|
2001
Save
or Print a PDF copy of Fact Sheet #08
| Average daily stream temperatures are regulated
by many factors: ambient air temperature, relative humidity,
groundwater influx, stream channel morphology (including discharge
rate), and substrate composition (Adams and Sullivan 1989, Brown
1969, Byram and Jemison 1943, NCASI 2000, Patton 1974). Solar
radiation has a relatively small impact on daily mean stream
temperatures (Adams and Sullivan 1989). However, solar radiation
is most responsible for deviations from average daily temperatures
(Adams and Sullivan 1989, Ice 2001), and is almost the only
factor that can be controlled by (active or passive) forest
management. The impact of management change on shade can be
modeled to support the development of better forest management
plans. |
|
Direct solar radiation can be transmitted, absorbed, or reflected.
Only direct solar radiation (not diffused) can possibly affect stream
temperatures (Ice 2001). Riparian vegetation is responsible for moderating
how much direct solar radiation reaches the stream. Complete riparian
canopies transmit about 10 percent of incident short-wave (light)

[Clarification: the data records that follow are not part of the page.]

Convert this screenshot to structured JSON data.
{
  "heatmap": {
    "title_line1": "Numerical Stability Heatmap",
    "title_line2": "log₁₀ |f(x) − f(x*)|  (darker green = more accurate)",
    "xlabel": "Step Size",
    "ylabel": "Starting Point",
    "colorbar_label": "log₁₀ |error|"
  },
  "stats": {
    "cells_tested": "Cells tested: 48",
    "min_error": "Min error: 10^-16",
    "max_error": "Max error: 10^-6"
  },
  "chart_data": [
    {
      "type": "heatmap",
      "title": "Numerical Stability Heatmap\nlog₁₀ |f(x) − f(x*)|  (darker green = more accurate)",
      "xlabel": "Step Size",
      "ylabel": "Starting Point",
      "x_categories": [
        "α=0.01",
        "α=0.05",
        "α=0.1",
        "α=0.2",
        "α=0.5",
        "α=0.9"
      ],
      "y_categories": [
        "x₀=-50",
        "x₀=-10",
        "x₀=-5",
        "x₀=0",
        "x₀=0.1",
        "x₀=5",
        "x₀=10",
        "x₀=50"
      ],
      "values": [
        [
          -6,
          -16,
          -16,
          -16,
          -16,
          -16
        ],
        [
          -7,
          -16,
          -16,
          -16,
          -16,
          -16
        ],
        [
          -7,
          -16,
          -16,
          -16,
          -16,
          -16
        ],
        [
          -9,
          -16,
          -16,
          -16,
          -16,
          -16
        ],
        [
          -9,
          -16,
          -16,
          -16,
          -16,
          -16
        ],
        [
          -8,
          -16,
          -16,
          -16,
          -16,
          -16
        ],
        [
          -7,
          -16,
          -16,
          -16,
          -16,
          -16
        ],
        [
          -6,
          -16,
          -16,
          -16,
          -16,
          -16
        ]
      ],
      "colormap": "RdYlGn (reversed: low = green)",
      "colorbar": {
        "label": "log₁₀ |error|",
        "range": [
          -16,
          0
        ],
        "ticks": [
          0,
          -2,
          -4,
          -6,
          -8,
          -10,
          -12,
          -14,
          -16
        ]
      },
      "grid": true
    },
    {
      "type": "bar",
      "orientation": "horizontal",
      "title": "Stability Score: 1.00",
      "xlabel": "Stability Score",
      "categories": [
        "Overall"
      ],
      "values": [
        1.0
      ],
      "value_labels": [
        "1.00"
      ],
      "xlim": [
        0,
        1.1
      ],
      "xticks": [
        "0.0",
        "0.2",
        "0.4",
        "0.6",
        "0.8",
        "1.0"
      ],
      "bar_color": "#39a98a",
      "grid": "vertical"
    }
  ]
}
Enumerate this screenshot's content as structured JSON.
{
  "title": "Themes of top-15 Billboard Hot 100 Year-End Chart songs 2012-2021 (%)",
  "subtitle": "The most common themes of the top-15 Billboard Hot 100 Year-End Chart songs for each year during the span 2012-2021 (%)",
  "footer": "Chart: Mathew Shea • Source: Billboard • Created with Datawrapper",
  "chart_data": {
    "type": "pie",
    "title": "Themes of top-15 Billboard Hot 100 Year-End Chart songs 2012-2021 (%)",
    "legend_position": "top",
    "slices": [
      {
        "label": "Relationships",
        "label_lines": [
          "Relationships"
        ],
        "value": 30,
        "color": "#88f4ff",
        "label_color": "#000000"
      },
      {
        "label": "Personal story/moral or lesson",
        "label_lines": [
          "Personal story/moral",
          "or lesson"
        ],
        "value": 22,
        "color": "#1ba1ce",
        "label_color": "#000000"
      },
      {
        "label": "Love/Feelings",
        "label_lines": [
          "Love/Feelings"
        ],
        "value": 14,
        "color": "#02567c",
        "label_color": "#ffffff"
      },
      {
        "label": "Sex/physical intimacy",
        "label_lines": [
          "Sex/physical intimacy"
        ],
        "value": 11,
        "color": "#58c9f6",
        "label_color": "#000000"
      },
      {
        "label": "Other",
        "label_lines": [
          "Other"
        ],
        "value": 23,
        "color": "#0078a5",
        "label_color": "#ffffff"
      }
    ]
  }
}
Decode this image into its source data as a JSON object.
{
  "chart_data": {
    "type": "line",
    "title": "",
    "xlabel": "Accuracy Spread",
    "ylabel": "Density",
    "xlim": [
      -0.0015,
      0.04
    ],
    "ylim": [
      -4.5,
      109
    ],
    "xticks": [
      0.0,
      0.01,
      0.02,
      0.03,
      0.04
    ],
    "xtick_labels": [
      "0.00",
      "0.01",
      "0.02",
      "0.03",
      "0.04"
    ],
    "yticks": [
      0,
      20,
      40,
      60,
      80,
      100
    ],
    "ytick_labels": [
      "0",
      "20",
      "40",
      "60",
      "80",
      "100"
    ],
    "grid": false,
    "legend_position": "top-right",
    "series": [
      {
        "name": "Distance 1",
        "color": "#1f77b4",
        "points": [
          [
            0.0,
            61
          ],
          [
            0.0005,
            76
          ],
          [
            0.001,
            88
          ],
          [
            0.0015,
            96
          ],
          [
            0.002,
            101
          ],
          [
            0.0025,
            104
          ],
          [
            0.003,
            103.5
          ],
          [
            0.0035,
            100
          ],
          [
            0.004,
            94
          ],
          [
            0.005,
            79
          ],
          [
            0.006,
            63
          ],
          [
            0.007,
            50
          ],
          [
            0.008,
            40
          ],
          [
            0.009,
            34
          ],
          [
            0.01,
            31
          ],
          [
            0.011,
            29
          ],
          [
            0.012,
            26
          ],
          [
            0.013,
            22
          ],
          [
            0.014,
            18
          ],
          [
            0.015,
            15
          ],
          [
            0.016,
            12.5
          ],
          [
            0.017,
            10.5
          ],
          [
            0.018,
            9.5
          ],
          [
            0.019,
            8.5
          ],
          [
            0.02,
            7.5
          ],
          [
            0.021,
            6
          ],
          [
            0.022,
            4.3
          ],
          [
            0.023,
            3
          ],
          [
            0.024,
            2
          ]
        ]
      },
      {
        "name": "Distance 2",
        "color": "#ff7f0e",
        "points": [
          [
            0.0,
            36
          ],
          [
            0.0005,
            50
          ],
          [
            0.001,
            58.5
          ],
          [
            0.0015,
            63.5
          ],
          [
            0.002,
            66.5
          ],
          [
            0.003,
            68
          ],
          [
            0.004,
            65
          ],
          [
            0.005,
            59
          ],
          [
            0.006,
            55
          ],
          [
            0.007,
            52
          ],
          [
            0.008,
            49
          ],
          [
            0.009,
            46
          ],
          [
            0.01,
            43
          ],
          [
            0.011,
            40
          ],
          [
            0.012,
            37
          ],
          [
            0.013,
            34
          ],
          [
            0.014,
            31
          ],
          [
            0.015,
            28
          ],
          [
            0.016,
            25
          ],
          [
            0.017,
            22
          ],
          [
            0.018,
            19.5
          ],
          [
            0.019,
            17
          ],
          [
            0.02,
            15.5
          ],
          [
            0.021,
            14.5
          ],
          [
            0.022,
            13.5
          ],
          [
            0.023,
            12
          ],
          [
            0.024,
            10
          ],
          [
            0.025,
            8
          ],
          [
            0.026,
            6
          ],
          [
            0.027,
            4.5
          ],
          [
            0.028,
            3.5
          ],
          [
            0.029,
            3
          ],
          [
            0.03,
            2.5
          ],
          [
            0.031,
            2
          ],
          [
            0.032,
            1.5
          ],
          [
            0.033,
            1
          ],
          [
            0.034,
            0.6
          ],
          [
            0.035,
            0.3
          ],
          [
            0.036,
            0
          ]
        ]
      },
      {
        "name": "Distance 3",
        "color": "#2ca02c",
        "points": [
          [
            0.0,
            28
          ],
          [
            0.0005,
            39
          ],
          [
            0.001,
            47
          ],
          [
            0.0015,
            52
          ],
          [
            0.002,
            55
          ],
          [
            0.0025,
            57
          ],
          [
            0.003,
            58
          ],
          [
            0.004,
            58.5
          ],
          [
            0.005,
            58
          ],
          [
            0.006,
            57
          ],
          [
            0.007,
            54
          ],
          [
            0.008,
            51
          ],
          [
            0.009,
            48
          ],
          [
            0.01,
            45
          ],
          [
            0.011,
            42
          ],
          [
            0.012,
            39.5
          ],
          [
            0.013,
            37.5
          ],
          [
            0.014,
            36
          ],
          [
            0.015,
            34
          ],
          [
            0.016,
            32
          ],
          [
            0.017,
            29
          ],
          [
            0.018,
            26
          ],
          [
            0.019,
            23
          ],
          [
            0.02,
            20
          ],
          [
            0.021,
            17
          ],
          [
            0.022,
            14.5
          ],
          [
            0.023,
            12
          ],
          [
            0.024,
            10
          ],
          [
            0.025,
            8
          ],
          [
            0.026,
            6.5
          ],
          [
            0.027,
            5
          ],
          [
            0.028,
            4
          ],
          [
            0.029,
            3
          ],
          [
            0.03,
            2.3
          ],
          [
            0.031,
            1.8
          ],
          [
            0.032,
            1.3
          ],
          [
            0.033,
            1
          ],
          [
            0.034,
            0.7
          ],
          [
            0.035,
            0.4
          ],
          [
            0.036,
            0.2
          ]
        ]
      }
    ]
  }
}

solar radiation (Black 1985). Increases in direct solar radiation
due to reduction (or absence) of riparian vegetation is most responsible
for high stream temperatures (Barton et al. 1985, Brown and Krygiers
1970, Ice 2001). The only precise method of obtaining solar radiation
input to a stream is to measure it for a specific site at a specific
time (Adams and Sullivan 1989).
Canopy density along the path of incoming direct solar radiation
best describes the ability of riparian forest vegetation to influence
stream temperatures (Brazier and Brown 1973). Canopy density at
any given height in the stand is a function of the stand's composition;
specifically, the crown morphologies of all trees in the stand.
Crown morphology is a function of many variables including: height,
relative dominance, species, and density. Inventory data often contains
measurements necessary for simplified models of crown shapes; while
growth models account for changes over time.
The position of the sun in the sky is a function of latitude, time
of year, and time of day. With this knowledge, the angular altitude
and apparent azimuth of the sun can be calculated. Coupled with
specific knowledge of the riparian system (stream width, stream
slope, stream azimuth, and inventory information), the position
of the sun relative to the stream and canopy can be calculated for
any (and therefore every) time of day.
By varying only the composition of the riparian inventory, comparisons
can be made regarding the impact of management intensity on riparian
shade production. If comparisons between management alternatives
reveal no significant change in shade production, it is reasonable
to conclude that stream temperatures will not be affected. Whether
or not a significant change in shade production will translate into
changes in stream temperature will depend on the aggregate effect
of the variables that regulate stream temperature (listed above)
over the stream reach (which determines the exposure period).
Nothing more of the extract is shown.